How To Show Your Value In The Age Of AI

Nir Bashan for FORBES Magazine

AI has not eliminated creative work. What it really has done is eliminate unoriginal thinking.  In a workplace environment where just about everyone is using AI, the ones who are truly creative and innovative are getting ahead. And the ones who offload that to the AI systems?

They are stuck.

The real divide at work these days is between these two groups: there are task doers and people who think differently. The task doers are using AI, but they are not getting ahead. Why? They are simply offloading their creative thinking to a machine. And the machine can never be creative. Sure, it can look like creative. Heck – it may even fool us into appearing creative. But at the end of the day, creativity will always remain a human advantage. So the people who think differently? They are getting ahead by using creativity at every touch point. Even with AI. 

Here are three solid ways you can join the ranks of the people who think differently at work instead of being exposed as the task doers who never had creativity in the first place.

Ask Better Questions

Stop asking “What should I create” or “How can I prepare these slides for the presentation.” Start to ask better questions. And imbed them with positivity. Ask instead, “What problem do I need to be solving that everyone else is getting wrong” or “What issues am I seeing that others are solving incorrectly.” These questions drive solutions. Challenging yourself to frame questions in a more positive way often requires a look at issues that are contrary to how most people ask questions at work. And this can yield amazing creative and innovative results. 

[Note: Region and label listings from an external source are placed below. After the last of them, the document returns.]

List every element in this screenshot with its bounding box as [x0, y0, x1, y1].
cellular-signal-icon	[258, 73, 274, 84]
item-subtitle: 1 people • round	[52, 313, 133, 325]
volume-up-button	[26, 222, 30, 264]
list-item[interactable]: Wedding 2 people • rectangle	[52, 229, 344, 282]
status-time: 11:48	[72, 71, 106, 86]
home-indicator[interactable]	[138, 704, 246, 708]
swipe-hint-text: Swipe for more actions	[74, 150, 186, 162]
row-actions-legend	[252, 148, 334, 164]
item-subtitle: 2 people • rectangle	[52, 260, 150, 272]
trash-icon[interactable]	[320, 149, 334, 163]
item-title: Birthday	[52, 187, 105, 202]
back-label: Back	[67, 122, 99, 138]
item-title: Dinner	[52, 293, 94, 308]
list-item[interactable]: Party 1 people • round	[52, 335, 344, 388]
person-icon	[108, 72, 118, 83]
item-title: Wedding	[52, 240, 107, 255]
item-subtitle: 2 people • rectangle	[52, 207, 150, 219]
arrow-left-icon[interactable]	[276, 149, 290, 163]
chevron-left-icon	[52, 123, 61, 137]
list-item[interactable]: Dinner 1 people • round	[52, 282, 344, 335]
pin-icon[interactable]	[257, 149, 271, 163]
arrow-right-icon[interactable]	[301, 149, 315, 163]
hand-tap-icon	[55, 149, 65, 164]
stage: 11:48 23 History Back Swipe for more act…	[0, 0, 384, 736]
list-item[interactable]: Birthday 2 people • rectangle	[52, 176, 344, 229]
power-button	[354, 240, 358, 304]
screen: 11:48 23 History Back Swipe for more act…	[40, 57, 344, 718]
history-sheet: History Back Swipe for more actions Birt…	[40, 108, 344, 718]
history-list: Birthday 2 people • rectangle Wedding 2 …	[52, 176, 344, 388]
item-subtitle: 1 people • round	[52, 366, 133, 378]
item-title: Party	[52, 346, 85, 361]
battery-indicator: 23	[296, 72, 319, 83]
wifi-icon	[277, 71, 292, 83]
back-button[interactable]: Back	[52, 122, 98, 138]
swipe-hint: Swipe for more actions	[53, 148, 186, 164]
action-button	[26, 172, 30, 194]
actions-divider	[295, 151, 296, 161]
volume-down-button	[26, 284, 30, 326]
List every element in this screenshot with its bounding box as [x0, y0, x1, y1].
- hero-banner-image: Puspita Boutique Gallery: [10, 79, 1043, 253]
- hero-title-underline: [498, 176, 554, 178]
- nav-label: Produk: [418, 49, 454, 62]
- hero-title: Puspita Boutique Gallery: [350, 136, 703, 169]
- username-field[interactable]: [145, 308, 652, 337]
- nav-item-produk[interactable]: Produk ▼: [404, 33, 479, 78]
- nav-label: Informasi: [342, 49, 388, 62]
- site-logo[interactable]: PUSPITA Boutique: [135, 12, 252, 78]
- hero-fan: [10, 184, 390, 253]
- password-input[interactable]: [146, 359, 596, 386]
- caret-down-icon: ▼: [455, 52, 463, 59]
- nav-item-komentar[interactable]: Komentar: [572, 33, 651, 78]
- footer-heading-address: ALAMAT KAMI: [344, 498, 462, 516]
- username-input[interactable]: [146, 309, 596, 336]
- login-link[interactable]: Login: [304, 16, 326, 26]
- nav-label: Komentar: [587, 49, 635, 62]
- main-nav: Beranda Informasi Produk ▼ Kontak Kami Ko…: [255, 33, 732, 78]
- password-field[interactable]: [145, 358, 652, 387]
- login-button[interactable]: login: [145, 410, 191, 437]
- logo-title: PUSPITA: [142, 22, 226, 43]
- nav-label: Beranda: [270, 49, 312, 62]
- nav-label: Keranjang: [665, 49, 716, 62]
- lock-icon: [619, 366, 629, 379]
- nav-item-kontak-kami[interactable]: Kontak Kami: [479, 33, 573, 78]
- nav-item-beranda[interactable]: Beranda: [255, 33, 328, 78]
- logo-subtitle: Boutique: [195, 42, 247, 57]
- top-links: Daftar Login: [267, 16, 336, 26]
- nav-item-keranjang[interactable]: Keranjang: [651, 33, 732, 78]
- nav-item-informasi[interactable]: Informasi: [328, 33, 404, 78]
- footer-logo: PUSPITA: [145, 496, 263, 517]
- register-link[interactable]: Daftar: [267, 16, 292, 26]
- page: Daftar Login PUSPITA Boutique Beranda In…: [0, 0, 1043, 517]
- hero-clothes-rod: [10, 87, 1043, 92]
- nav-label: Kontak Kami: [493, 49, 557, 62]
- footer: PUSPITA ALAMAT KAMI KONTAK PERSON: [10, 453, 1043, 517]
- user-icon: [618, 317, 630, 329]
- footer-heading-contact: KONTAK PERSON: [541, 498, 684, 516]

Recent research has shown that simply changing the way we ask questions to focus on better quality and more positivity can improve responses and outcomes. It is something that takes a bit of practice and effort to do but it is not difficult. It is about accepting that probing further and asking questions in a different and more positive way can lead to unexpected outcomes and a plethora of options that were never there before. Simply because you chose to ask in a different way.

Nvidia CEO Jensen Huang has recently said that “Learning to interact with AI is not unlike being someone who is really good at asking questions,”. He is one of those people who think differently, not a task doer. Ask better questions.

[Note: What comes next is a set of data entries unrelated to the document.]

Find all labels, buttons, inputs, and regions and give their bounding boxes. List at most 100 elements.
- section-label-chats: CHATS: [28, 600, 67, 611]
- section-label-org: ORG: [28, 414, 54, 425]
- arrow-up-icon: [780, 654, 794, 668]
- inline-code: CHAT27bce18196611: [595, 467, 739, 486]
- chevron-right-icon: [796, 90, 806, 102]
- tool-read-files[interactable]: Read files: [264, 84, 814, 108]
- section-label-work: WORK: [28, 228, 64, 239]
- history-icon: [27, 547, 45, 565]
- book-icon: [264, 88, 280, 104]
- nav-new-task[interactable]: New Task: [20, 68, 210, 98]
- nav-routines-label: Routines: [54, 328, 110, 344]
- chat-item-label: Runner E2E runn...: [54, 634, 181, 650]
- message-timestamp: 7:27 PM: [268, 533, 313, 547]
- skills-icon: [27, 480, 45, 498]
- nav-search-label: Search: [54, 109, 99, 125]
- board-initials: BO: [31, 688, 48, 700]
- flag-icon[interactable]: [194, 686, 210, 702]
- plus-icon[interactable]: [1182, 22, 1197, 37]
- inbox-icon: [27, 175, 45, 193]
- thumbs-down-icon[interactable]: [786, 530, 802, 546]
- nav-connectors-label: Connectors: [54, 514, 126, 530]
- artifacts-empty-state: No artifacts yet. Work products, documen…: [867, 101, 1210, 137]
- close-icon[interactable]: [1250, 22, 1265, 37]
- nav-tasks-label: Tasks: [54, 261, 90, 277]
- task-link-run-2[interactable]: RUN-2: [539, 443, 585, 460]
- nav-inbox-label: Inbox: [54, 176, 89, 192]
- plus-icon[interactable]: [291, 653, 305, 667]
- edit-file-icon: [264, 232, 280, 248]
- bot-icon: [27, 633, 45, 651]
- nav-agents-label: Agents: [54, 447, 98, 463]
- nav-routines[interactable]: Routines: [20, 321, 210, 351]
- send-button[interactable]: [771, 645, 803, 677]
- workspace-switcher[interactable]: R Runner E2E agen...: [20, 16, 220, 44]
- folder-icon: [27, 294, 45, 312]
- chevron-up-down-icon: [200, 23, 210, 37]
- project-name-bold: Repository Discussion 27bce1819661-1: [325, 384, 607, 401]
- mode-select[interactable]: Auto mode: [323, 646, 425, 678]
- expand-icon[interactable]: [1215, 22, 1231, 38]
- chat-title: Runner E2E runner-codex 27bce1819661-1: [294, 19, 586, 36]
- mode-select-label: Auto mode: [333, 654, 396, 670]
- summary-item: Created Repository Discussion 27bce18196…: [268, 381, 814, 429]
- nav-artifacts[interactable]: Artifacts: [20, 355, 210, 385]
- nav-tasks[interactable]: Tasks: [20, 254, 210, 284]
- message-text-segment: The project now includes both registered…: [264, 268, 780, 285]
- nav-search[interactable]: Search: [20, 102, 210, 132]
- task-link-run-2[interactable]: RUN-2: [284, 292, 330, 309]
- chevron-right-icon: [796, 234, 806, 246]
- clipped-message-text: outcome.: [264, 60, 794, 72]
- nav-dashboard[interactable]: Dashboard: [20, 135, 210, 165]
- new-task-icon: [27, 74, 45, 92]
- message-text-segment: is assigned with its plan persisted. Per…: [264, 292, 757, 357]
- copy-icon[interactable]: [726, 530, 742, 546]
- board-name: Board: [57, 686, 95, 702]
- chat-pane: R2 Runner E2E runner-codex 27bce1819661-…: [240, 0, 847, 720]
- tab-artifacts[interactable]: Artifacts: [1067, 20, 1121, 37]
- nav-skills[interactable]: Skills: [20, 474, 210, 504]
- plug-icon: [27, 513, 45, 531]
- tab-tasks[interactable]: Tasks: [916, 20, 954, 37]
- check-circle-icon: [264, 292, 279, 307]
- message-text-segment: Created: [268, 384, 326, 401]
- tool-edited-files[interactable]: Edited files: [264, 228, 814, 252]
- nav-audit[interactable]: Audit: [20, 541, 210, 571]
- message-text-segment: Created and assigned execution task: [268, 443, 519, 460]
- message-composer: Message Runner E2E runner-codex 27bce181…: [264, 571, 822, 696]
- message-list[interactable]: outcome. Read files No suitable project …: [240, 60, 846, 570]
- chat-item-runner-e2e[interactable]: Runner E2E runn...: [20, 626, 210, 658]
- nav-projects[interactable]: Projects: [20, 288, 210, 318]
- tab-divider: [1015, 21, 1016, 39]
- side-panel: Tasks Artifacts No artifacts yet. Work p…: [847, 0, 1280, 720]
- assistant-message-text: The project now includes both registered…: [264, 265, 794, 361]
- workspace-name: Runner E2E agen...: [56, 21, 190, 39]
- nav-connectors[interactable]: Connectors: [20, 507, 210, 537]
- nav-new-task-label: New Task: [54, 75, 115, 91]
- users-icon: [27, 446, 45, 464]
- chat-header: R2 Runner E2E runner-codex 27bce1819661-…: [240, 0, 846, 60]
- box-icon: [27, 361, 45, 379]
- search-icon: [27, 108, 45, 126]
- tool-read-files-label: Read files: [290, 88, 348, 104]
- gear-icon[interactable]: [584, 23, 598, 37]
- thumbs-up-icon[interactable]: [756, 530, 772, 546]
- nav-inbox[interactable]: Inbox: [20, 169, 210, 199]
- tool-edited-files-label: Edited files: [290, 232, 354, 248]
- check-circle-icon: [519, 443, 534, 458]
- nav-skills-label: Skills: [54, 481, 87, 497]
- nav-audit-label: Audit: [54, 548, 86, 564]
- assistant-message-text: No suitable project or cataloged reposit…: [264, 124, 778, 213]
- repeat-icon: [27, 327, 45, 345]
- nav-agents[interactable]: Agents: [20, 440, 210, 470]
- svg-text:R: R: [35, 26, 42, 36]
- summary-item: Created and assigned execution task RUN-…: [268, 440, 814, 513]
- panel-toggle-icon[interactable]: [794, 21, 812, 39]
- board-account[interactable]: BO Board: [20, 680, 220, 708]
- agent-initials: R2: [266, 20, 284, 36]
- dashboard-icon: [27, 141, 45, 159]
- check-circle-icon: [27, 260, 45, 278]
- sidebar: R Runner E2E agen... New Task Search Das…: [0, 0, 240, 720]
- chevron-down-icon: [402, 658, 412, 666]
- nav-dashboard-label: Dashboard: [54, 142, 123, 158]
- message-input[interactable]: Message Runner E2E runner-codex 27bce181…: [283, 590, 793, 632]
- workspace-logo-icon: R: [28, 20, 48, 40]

Focus on Meaning, Not Output

In the age of AI, volume has taken a back seat to meaning. Because AI can generate infinite output. Literally AI makes a bunch of busy work seamless. There are a million and one ways that we can ask AI to give us variations, changes and volume for just about any prompt. Ask AI to give you 10 pages of charts based on a one sentence input? It can do that easily. Want 16 pages of spreadsheet based on one calculation? Sure thing. Impressive? I don’t know, maybe. Meaningful? Hardly.

Here’s the secret: AI cannot determine what, in the abundance of results it generates, is quality. It has no idea what is good. Only creative humans can do that. And only creativity gives us that ability to decide what to keep in and what to cut out. That editing capability is a creative tool that people who think differently at work practice often. The task doers just take the bulk output of AI, without pruning for meaning, and think that it makes them look impressive. All it does is expose them as lacking effort at work to be creative.

So instead of focusing on volume and quantity, focus on the meaning and quality of your work instead.

Get Comfortable Being Wrong

Probably the best determination of whether you are a doer or a person who thinks differently at work is your willingness to step out of your comfort zone and get things totally wrong. I mean completely 100% incorrect. Most professionals avoid this like the plague, but that is exactly why they are replaceable.

Getting it wrong in any way, shape or form forces us to find different paths to the truth. And it often comes with an amazing side benefit: it gives us vital and critical feedback. Feedback on how we did. Feedback on where we may have gotten it wrong. Feedback on why the approach may not have worked and feedback on what approach may end up working instead.

It is with this feedback that we can then learn how to ultimately get it right. But we can never get there if we live in fear of making mistakes and we don’t want to be wrong. So step out of your comfort zone, even if it is only for something low stakes like one meeting where you say something incorrectly on purpose or you quote an inflated sales number for instance. These and other techniques can put you on the road to be a person who thinks differently at work.

It turns out that AI did not lower the value of creativity. It raised the standard. If your work was replaceable by AI, it’s not because AI became creative. It is because you weren’t being creative in the first place. The next generation of doers will find it more and more difficult to achieve gainful employment, while the people who think differently using the tools above will forever be in demand. And for those who are willing to invest effort into implementing creativity as a habit, the future is your for the taking.